Same for me medical doctors (the true doctors)I have alot of respect, but psychiatrist are for me fake scientists. Seriously what do they want in the end??? You open yourself for them tell them how you feel.
You depressed? They give you candys.
You want to ctb? They lock you up.
You feeling alright? Yeah they got you on the leash.
Reactions:
Journeytoletgo, Tristesse, 21Neberg and 1 other person
I had medical doctors who liked to play psychiatrists. It didn't go very well. One of them called himself an anxiety specialist.

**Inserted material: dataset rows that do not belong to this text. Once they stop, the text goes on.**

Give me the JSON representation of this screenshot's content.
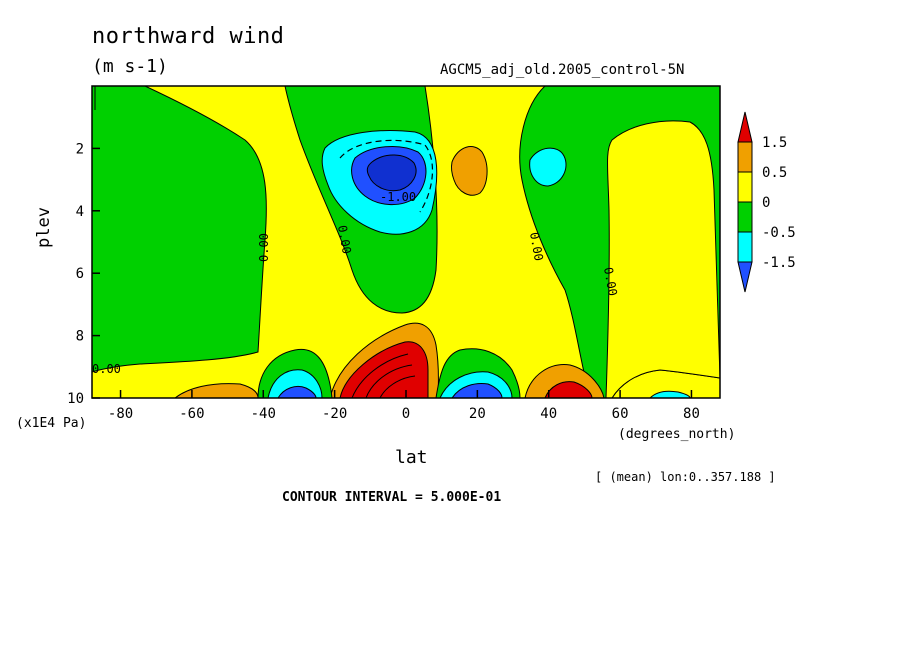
{
  "title": "northward wind",
  "units": "(m s-1)",
  "experiment": "AGCM5_adj_old.2005_control-5N",
  "xlabel": "lat",
  "ylabel": "plev",
  "x_unit": "(degrees_north)",
  "y_unit": "(x1E4 Pa)",
  "averaging_note": "[ (mean) lon:0..357.188 ]",
  "contour_interval_text": "CONTOUR INTERVAL = 5.000E-01",
  "chart_data": {
    "type": "heatmap",
    "x": {
      "label": "lat",
      "range": [
        -88,
        88
      ],
      "ticks": [
        -80,
        -60,
        -40,
        -20,
        0,
        20,
        40,
        60,
        80
      ]
    },
    "y": {
      "label": "plev",
      "range": [
        0,
        10
      ],
      "inverted": true,
      "ticks": [
        2,
        4,
        6,
        8,
        10
      ]
    },
    "contour_interval": 0.5,
    "colorbar": {
      "levels": [
        "1.5",
        "0.5",
        "0",
        "-0.5",
        "-1.5"
      ],
      "colors": {
        "gt_1": "#e00000",
        "0.5_to_1": "#f0a000",
        "0_to_0.5": "#ffff00",
        "-0.5_to_0": "#00d000",
        "-1_to_-0.5": "#00ffff",
        "lt_-1": "#2050ff",
        "lt_-1.5": "#1030d0"
      }
    },
    "contour_labels": [
      "0.00",
      "0.00",
      "-1.00",
      "0.00",
      "0.00",
      "0.00"
    ],
    "features": [
      {
        "type": "min",
        "lat": -2,
        "plev": 2.8,
        "value": -1.5
      },
      {
        "type": "max",
        "lat": 18,
        "plev": 2.6,
        "value": 0.5
      },
      {
        "type": "min",
        "lat": 40,
        "plev": 2.7,
        "value": -0.5
      },
      {
        "type": "max",
        "lat": 0,
        "plev": 9.3,
        "value": 1.5
      },
      {
        "type": "min",
        "lat": 20,
        "plev": 9.8,
        "value": -1.5
      },
      {
        "type": "max",
        "lat": 45,
        "plev": 9.8,
        "value": 1.5
      },
      {
        "type": "min",
        "lat": -30,
        "plev": 9.8,
        "value": -1.5
      },
      {
        "type": "max",
        "lat": -55,
        "plev": 9.9,
        "value": 0.5
      }
    ]
  }
}
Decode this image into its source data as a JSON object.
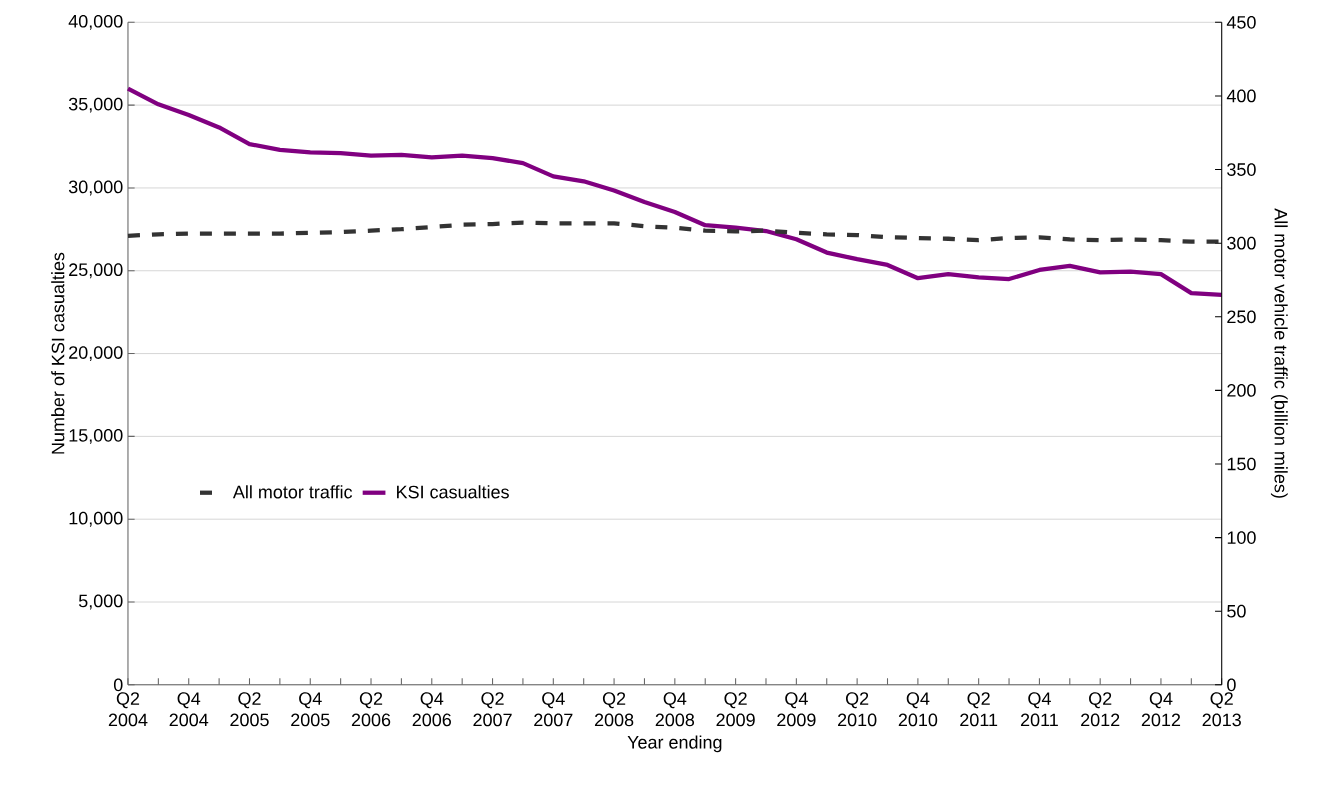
{
  "chart_data": {
    "type": "line",
    "xlabel": "Year ending",
    "ylabel": "Number of KSI casualties",
    "y2label": "All motor vehicle traffic (billion miles)",
    "categories": [
      "Q2 2004",
      null,
      "Q4 2004",
      null,
      "Q2 2005",
      null,
      "Q4 2005",
      null,
      "Q2 2006",
      null,
      "Q4 2006",
      null,
      "Q2 2007",
      null,
      "Q4 2007",
      null,
      "Q2 2008",
      null,
      "Q4 2008",
      null,
      "Q2 2009",
      null,
      "Q4 2009",
      null,
      "Q2 2010",
      null,
      "Q4 2010",
      null,
      "Q2 2011",
      null,
      "Q4 2011",
      null,
      "Q2 2012",
      null,
      "Q4 2012",
      null,
      "Q2 2013"
    ],
    "series": [
      {
        "name": "All motor traffic",
        "color": "#333333",
        "axis": "y2",
        "line_style": "dashed",
        "values": [
          305,
          306,
          306.5,
          306.5,
          306.5,
          306.5,
          307,
          307.5,
          308.5,
          309.5,
          311,
          312.5,
          313,
          314,
          313.5,
          313.5,
          313.5,
          311.5,
          310.5,
          308.5,
          308,
          308.5,
          307,
          306,
          305.5,
          304,
          303.5,
          303,
          302,
          303.5,
          304,
          302.5,
          302,
          302.5,
          302,
          301,
          301
        ]
      },
      {
        "name": "KSI casualties",
        "color": "#800080",
        "line_style": "solid",
        "values": [
          36000,
          35050,
          34400,
          33650,
          32650,
          32300,
          32150,
          32100,
          31950,
          32000,
          31850,
          31950,
          31800,
          31500,
          30700,
          30400,
          29850,
          29150,
          28550,
          27750,
          27600,
          27400,
          26900,
          26100,
          25700,
          25350,
          24550,
          24800,
          24600,
          24500,
          25050,
          25300,
          24900,
          24950,
          24800,
          23650,
          23550
        ]
      }
    ],
    "ylim": [
      0,
      40000
    ],
    "yticks": [
      {
        "value": 0,
        "label": "0"
      },
      {
        "value": 5000,
        "label": "5,000"
      },
      {
        "value": 10000,
        "label": "10,000"
      },
      {
        "value": 15000,
        "label": "15,000"
      },
      {
        "value": 20000,
        "label": "20,000"
      },
      {
        "value": 25000,
        "label": "25,000"
      },
      {
        "value": 30000,
        "label": "30,000"
      },
      {
        "value": 35000,
        "label": "35,000"
      },
      {
        "value": 40000,
        "label": "40,000"
      }
    ],
    "y2lim": [
      0,
      450
    ],
    "y2ticks": [
      0,
      50,
      100,
      150,
      200,
      250,
      300,
      350,
      400,
      450
    ],
    "grid": "y",
    "legend": "left",
    "marker": "none"
  }
}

I left him feeling more anxious than ever.
Excuse my ignorance but I'm not clued up on the drug scene, be it prescription or street drugs, at all. But obviously I know that the drugs can cause this feeling of your brain being fried and brain damage.
Are you in withdrawal and that is why you are feeling this way or is it always like this? Wont it ease over time ? Is there nothing you can do, like certain therapies and eating healthy and taking supplements and exercising that would possibly reduce your suffering and bring your brain to a calmer more coherent state? I mean will this damage last forever?
What ever you do, honestly hope you find relief.... One way or the other.
What do you want? A motivational speech to seek help first, or straight to attempting to CTB? The only advice I can offer right now is to calm down and think about your options. A rushed suicide attempt is doomed to fail.